«Возможно!» — и при этом улыбнулся, как будто разговор шел о пустяках.
Бэббиту понравилась его улыбка, захотелось поддержать разговор.
— А я видел замечательное ревю в Нью-Йорке, называется
«С добрым утром, милашка!». Они выступают в отеле «Минтон».
— Да, там много хорошеньких.
Как-то танцевал в этом отеле.
— Ты разве любишь танцевать?
— Разумеется.
И танцевать люблю, и хорошеньких женщин, и хорошую еду люблю больше всего на свете.
Как все мужчины.
— Фу-ты, пропасть, Доун, а я-то думал, что ваша братия хочет отнять у нас всю хорошую еду и все удовольствия.
— О нет!
Ничего подобного.
Просто мне хотелось бы, чтобы, скажем, профсоюз работников швейной промышленности устраивал митинги, скажем, в отеле «Ритц», да еще с танцами после собрания.
Разве это неразумно?
— М-да, конечно, идея неплохая.
Вообще… Жаль, что мы с тобой так мало встречались в последние годы.
Да, скажи, ты, надеюсь, на меня не в обиде, что я помешал тебе пройти в мэры, агитировал за Праута.
Видишь ли, я — член республиканской партии и, так сказать, считал…
— А почему бы тебе и не выступать против меня?
Наверно, ты — искренний республиканец.
Вспоминаю — в университете ты был настоящим вольнодумцем и вообще добрым малым.
Помню, как ты мне говорил, что станешь адвокатом и будешь бесплатно защищать всех бедняков и бороться с богачами.
И помню, как я говорил, что сам стану богачом, накуплю картин, построю виллу в Ньюпорте.
Но ты всех нас умел вдохновить!
— Да, да… Мне всегда хотелось быть свободомыслящим.
Бэббит был необычайно смущен, и горд, и растерян; он старался снова стать похожим на того юношу, каким он был двадцать пять лет назад, и, сияя улыбкой, торопливо уверял своего старого друга Сенеку Доуна:
— Беда в том, что большинство наших сверстников, даже самые деятельные, даже те, кто считает себя передовыми… беда их в том, что нет в них терпимости, широты, свободомыслия.
Я-то всегда считал, что надо и противника выслушать, дать ему высказать свои взгляды.
— Прекрасно сказано.
— Я себе так представляю: небольшая оппозиция для всех для нас — хорошая штука, и человек, особенно если он делец и занимается полезным делом, должен смотреть на вещи широко.
— Да…
— Я всегда говорю — у человека должна быть Прозорливость, Идеал.
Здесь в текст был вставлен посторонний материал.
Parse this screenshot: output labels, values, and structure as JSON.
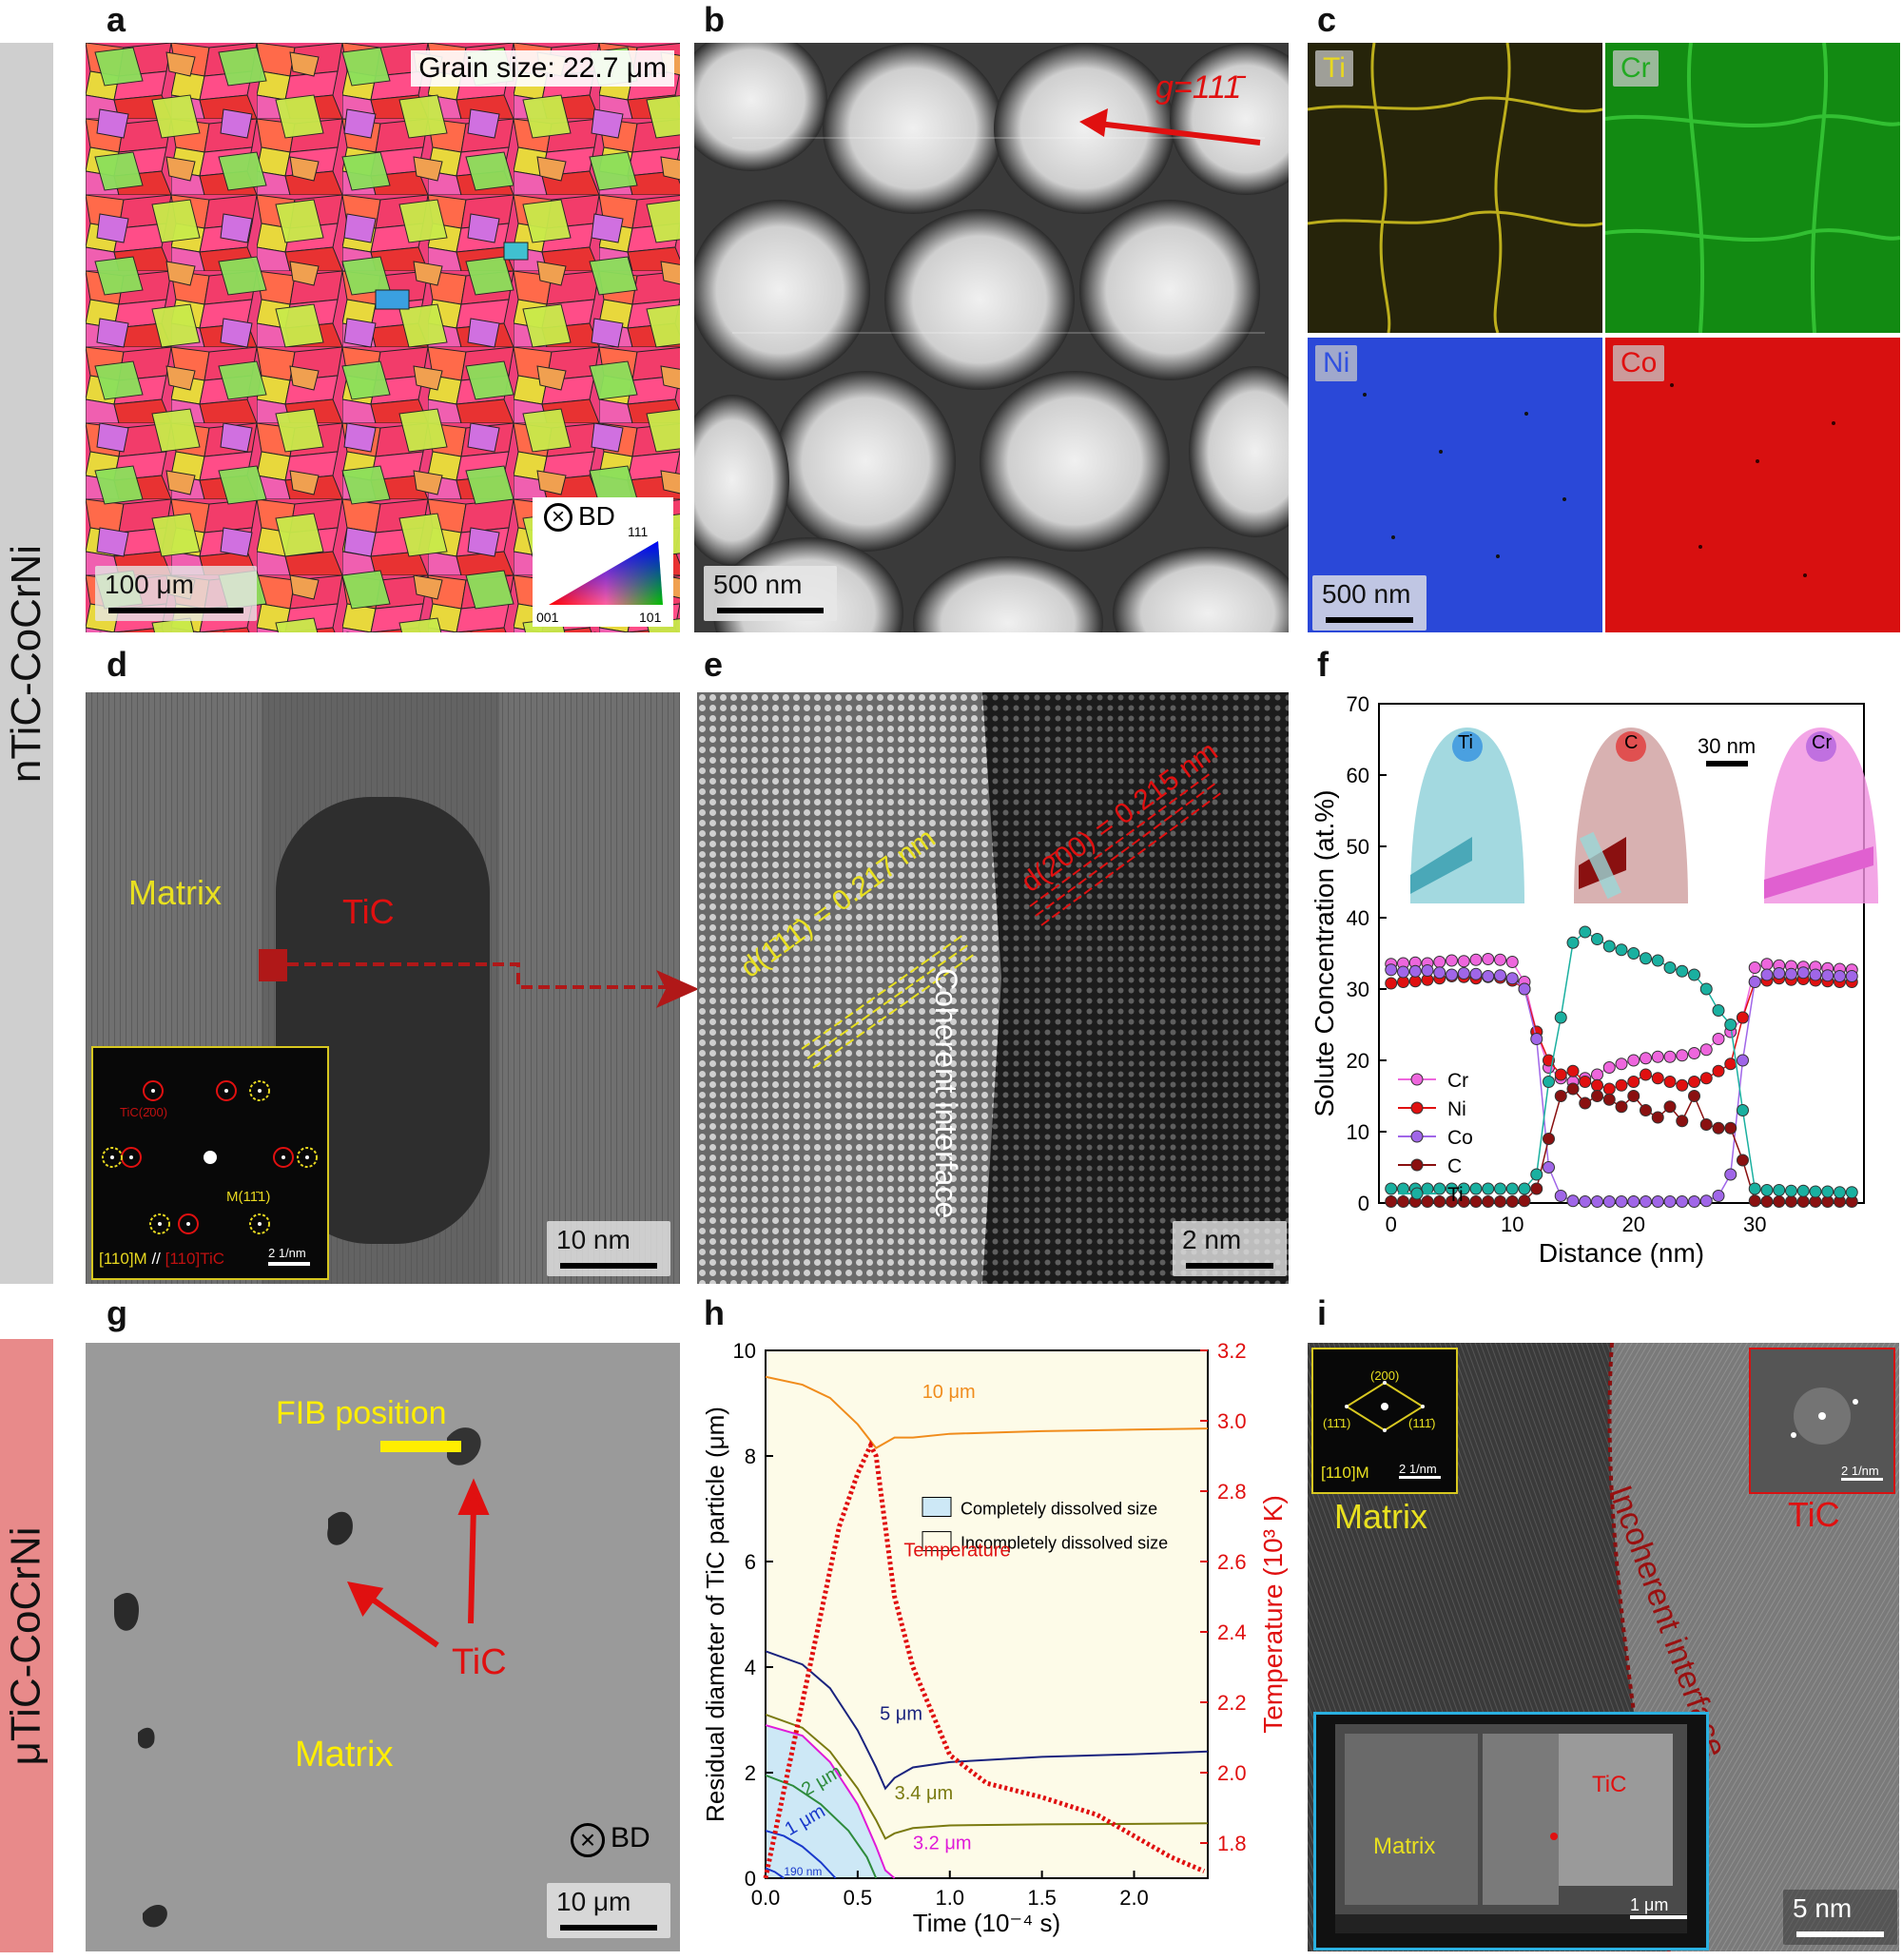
{
  "panel_labels": [
    "a",
    "b",
    "c",
    "d",
    "e",
    "f",
    "g",
    "h",
    "i"
  ],
  "rows": {
    "top_label": "nTiC-CoCrNi",
    "bottom_label": "μTiC-CoCrNi"
  },
  "colors": {
    "top_band": "#cfcfcf",
    "bottom_band": "#e88a8a",
    "red": "#e01010",
    "yellow": "#ffee00"
  },
  "panel_a": {
    "grain_size": "Grain size: 22.7 μm",
    "scale": "100 μm",
    "bd": "BD",
    "ipf_111": "111",
    "ipf_001": "001",
    "ipf_101": "101"
  },
  "panel_b": {
    "g_vector": "g=111̄",
    "scale": "500 nm"
  },
  "panel_c": {
    "elements": [
      "Ti",
      "Cr",
      "Ni",
      "Co"
    ],
    "scale": "500 nm"
  },
  "panel_d": {
    "matrix": "Matrix",
    "tic": "TiC",
    "inset_tic_spot": "TiC(2̄00)",
    "inset_m_spot": "M(11̄1)",
    "inset_zone_m": "[110]M",
    "inset_sep": "//",
    "inset_zone_tic": "[110]TiC",
    "inset_scale": "2 1/nm",
    "scale": "10 nm"
  },
  "panel_e": {
    "d_matrix": "d(1̄11̄) = 0.217 nm",
    "d_tic": "d(2̄00) = 0.215 nm",
    "interface": "Coherent interface",
    "scale": "2 nm"
  },
  "panel_f": {
    "ylabel": "Solute Concentration (at.%)",
    "xlabel": "Distance (nm)",
    "apt_labels": [
      "Ti",
      "C",
      "Cr"
    ],
    "apt_scale": "30 nm"
  },
  "panel_g": {
    "fib": "FIB position",
    "tic": "TiC",
    "matrix": "Matrix",
    "bd": "BD",
    "scale": "10 μm"
  },
  "panel_h": {
    "ylabel_left": "Residual diameter of TiC particle (μm)",
    "ylabel_right": "Temperature (10³ K)",
    "xlabel": "Time (10⁻⁴ s)",
    "legend_complete": "Completely dissolved size",
    "legend_incomplete": "Incompletely dissolved size",
    "temperature_label": "Temperature",
    "annotations": [
      "10 μm",
      "5 μm",
      "3.4 μm",
      "2 μm",
      "1 μm",
      "3.2 μm",
      "190 nm"
    ]
  },
  "panel_i": {
    "matrix": "Matrix",
    "tic": "TiC",
    "interface": "Incoherent interface",
    "fft_zone": "[110]M",
    "fft_200": "(200)",
    "fft_111a": "(11̄1)",
    "fft_111b": "(111̄)",
    "fft_scale": "2 1/nm",
    "fft_scale2": "2 1/nm",
    "inset_matrix": "Matrix",
    "inset_tic": "TiC",
    "inset_scale": "1 μm",
    "scale": "5 nm"
  },
  "chart_data": [
    {
      "type": "line",
      "title": "",
      "xlabel": "Distance (nm)",
      "ylabel": "Solute Concentration (at.%)",
      "xlim": [
        -1,
        39
      ],
      "ylim": [
        0,
        70
      ],
      "xticks": [
        0,
        10,
        20,
        30
      ],
      "yticks": [
        0,
        10,
        20,
        30,
        40,
        50,
        60,
        70
      ],
      "legend_position": "center-left",
      "x": [
        0,
        1,
        2,
        3,
        4,
        5,
        6,
        7,
        8,
        9,
        10,
        11,
        12,
        13,
        14,
        15,
        16,
        17,
        18,
        19,
        20,
        21,
        22,
        23,
        24,
        25,
        26,
        27,
        28,
        29,
        30,
        31,
        32,
        33,
        34,
        35,
        36,
        37,
        38
      ],
      "series": [
        {
          "name": "Cr",
          "color": "#ee66dd",
          "values": [
            33.5,
            33.6,
            33.7,
            33.6,
            33.8,
            34,
            33.9,
            34.1,
            34.2,
            34.1,
            33.8,
            31,
            24,
            19,
            17.5,
            17,
            17.5,
            18,
            19,
            19.5,
            20,
            20.3,
            20.5,
            20.5,
            20.7,
            21,
            21.5,
            23,
            24,
            26,
            33,
            33.5,
            33.3,
            33.2,
            33.1,
            33.1,
            32.9,
            32.8,
            32.7
          ]
        },
        {
          "name": "Ni",
          "color": "#e01010",
          "values": [
            30.8,
            31.0,
            31.1,
            31.3,
            31.5,
            31.8,
            31.7,
            31.5,
            31.7,
            31.6,
            31.2,
            30,
            24,
            20,
            18,
            18.5,
            17,
            16.5,
            16,
            16.5,
            17,
            18,
            17.5,
            17,
            16.5,
            17,
            17.5,
            18.5,
            19.5,
            26,
            31,
            31.2,
            31.5,
            31.3,
            31.4,
            31.2,
            31.1,
            31.0,
            31.0
          ]
        },
        {
          "name": "Co",
          "color": "#a066e8",
          "values": [
            32.7,
            32.4,
            32.5,
            32.6,
            32.3,
            32.0,
            32.2,
            32.1,
            31.8,
            31.9,
            31.5,
            30,
            23,
            5,
            1,
            0.3,
            0.2,
            0.2,
            0.2,
            0.2,
            0.2,
            0.2,
            0.2,
            0.2,
            0.2,
            0.2,
            0.3,
            1,
            4,
            20,
            31,
            32,
            32.2,
            32.1,
            32.3,
            32.0,
            31.9,
            31.8,
            31.8
          ]
        },
        {
          "name": "C",
          "color": "#8a1010",
          "values": [
            0.2,
            0.2,
            0.2,
            0.2,
            0.2,
            0.2,
            0.2,
            0.2,
            0.2,
            0.2,
            0.2,
            0.3,
            2,
            9,
            15,
            16,
            14,
            15,
            14.5,
            13.5,
            15,
            13,
            12,
            13.5,
            11.5,
            15,
            11,
            10.5,
            10.5,
            6,
            0.3,
            0.2,
            0.2,
            0.2,
            0.2,
            0.2,
            0.2,
            0.2,
            0.2
          ]
        },
        {
          "name": "Ti",
          "color": "#1ab0a0",
          "values": [
            2,
            2,
            2,
            2,
            2,
            2,
            2,
            2,
            2,
            2,
            2,
            2,
            4,
            17,
            26,
            36.5,
            38,
            37,
            36,
            35.5,
            35,
            34.3,
            34,
            33,
            32.5,
            32,
            30,
            27,
            25,
            13,
            2,
            1.8,
            1.8,
            1.7,
            1.7,
            1.6,
            1.6,
            1.5,
            1.5
          ]
        }
      ]
    },
    {
      "type": "line",
      "title": "",
      "xlabel": "Time (10⁻⁴ s)",
      "ylabel": "Residual diameter of TiC particle (μm)",
      "ylabel_right": "Temperature (10³ K)",
      "xlim": [
        0,
        2.4
      ],
      "ylim": [
        0,
        10
      ],
      "ylim_right": [
        1.7,
        3.2
      ],
      "xticks": [
        0.0,
        0.5,
        1.0,
        1.5,
        2.0
      ],
      "yticks": [
        0,
        2,
        4,
        6,
        8,
        10
      ],
      "yticks_right": [
        1.8,
        2.0,
        2.2,
        2.4,
        2.6,
        2.8,
        3.0,
        3.2
      ],
      "legend_position": "center-right",
      "series": [
        {
          "name": "10 μm",
          "color": "#f08c1c",
          "x": [
            0,
            0.2,
            0.35,
            0.5,
            0.6,
            0.7,
            0.8,
            1.0,
            1.5,
            2.0,
            2.4
          ],
          "values": [
            9.5,
            9.35,
            9.1,
            8.6,
            8.15,
            8.35,
            8.35,
            8.42,
            8.47,
            8.5,
            8.52
          ]
        },
        {
          "name": "5 μm",
          "color": "#1a237e",
          "x": [
            0,
            0.2,
            0.35,
            0.5,
            0.6,
            0.65,
            0.7,
            0.8,
            1.0,
            1.5,
            2.0,
            2.4
          ],
          "values": [
            4.3,
            4.05,
            3.6,
            2.8,
            2.1,
            1.7,
            1.9,
            2.1,
            2.2,
            2.3,
            2.35,
            2.4
          ]
        },
        {
          "name": "3.4 μm",
          "color": "#7a7a10",
          "x": [
            0,
            0.2,
            0.35,
            0.5,
            0.6,
            0.65,
            0.7,
            0.8,
            1.0,
            1.5,
            2.0,
            2.4
          ],
          "values": [
            3.1,
            2.85,
            2.4,
            1.7,
            1.1,
            0.75,
            0.85,
            0.95,
            1.0,
            1.02,
            1.03,
            1.04
          ]
        },
        {
          "name": "3.2 μm",
          "color": "#e01ad8",
          "x": [
            0,
            0.2,
            0.35,
            0.5,
            0.6,
            0.65,
            0.7
          ],
          "values": [
            2.9,
            2.7,
            2.2,
            1.4,
            0.6,
            0.15,
            0
          ]
        },
        {
          "name": "2 μm",
          "color": "#2e8b3c",
          "x": [
            0,
            0.15,
            0.3,
            0.45,
            0.55,
            0.6
          ],
          "values": [
            1.95,
            1.75,
            1.4,
            0.9,
            0.4,
            0
          ]
        },
        {
          "name": "1 μm",
          "color": "#1a3acb",
          "x": [
            0,
            0.1,
            0.2,
            0.3,
            0.38
          ],
          "values": [
            0.9,
            0.8,
            0.6,
            0.3,
            0
          ]
        },
        {
          "name": "190 nm",
          "color": "#1a3acb",
          "x": [
            0,
            0.05,
            0.1
          ],
          "values": [
            0.19,
            0.12,
            0
          ]
        },
        {
          "name": "Temperature",
          "color": "#e01010",
          "axis": "right",
          "x": [
            0,
            0.1,
            0.2,
            0.3,
            0.4,
            0.5,
            0.57,
            0.6,
            0.65,
            0.7,
            0.8,
            1.0,
            1.2,
            1.5,
            1.8,
            2.0,
            2.2,
            2.38
          ],
          "values": [
            1.7,
            1.95,
            2.2,
            2.45,
            2.7,
            2.85,
            2.93,
            2.9,
            2.7,
            2.5,
            2.3,
            2.05,
            1.97,
            1.93,
            1.88,
            1.82,
            1.76,
            1.72
          ]
        }
      ]
    }
  ]
}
Наверно, многие мои товарищи по профессии считают, что я — фантазер, ну и пусть думают что хотят, а я буду жить по-своему, как и ты… Честное слово, приятно посидеть с человеком, поговорить и, так сказать, поделиться своими идеалами.
— Но нас, фантазеров, очень часто бьют.
Тебя это не смущает?
— Ничуть!
Никто мне не смеет указывать, что думать и чего не думать!
— Знаешь, ты как раз тот человек, который может мне помочь.
Если бы ты поговорил кой с кем из деловых кругов, убедил бы людей быть снисходительнее к этому несчастному Бичеру Ингрэму…
— Ингрэм?
Слушай, да это же тот сумасшедший проповедник, которого выкинули из конгрегационалистской церкви, тот, что проповедует свободную любовь и раскол?
Доун объяснил, что и в самом деле таково общее мнение о Бичере Ингрэме, но он-то считает, что Бичер Ингрэм проповедует братство всех людей, а ярым заступником этого является и сам Бэббит.
Не может ли Бэббит защитить от своих знакомых Ингрэма и его несчастную церквушку?
— Непременно!
Поставлю на место любого, кто посмеет издеваться над Ингрэмом! — с чувством обещал Бэббит своему дорогому другу Доуну.
Доун оживился, стал вспоминать прошлое.
Он рассказал о студенческой жизни в Германии, о том, как он участвовал в делегации, требовавшей единого налога в Вашингтоне, о международных рабочих конгрессах.
Он упомянул о своих друзьях — среди них был лорд Уайком, полковник Веджвуд, профессор Пикколи.
Бэббит всегда думал, что Доун якшается исключительно с членами ИРМ, но тут он серьезно кивал головой, словно тоже знал десятки лордов Уайкомов, и сам дважды ввернул имя сэра Джеральда Доука.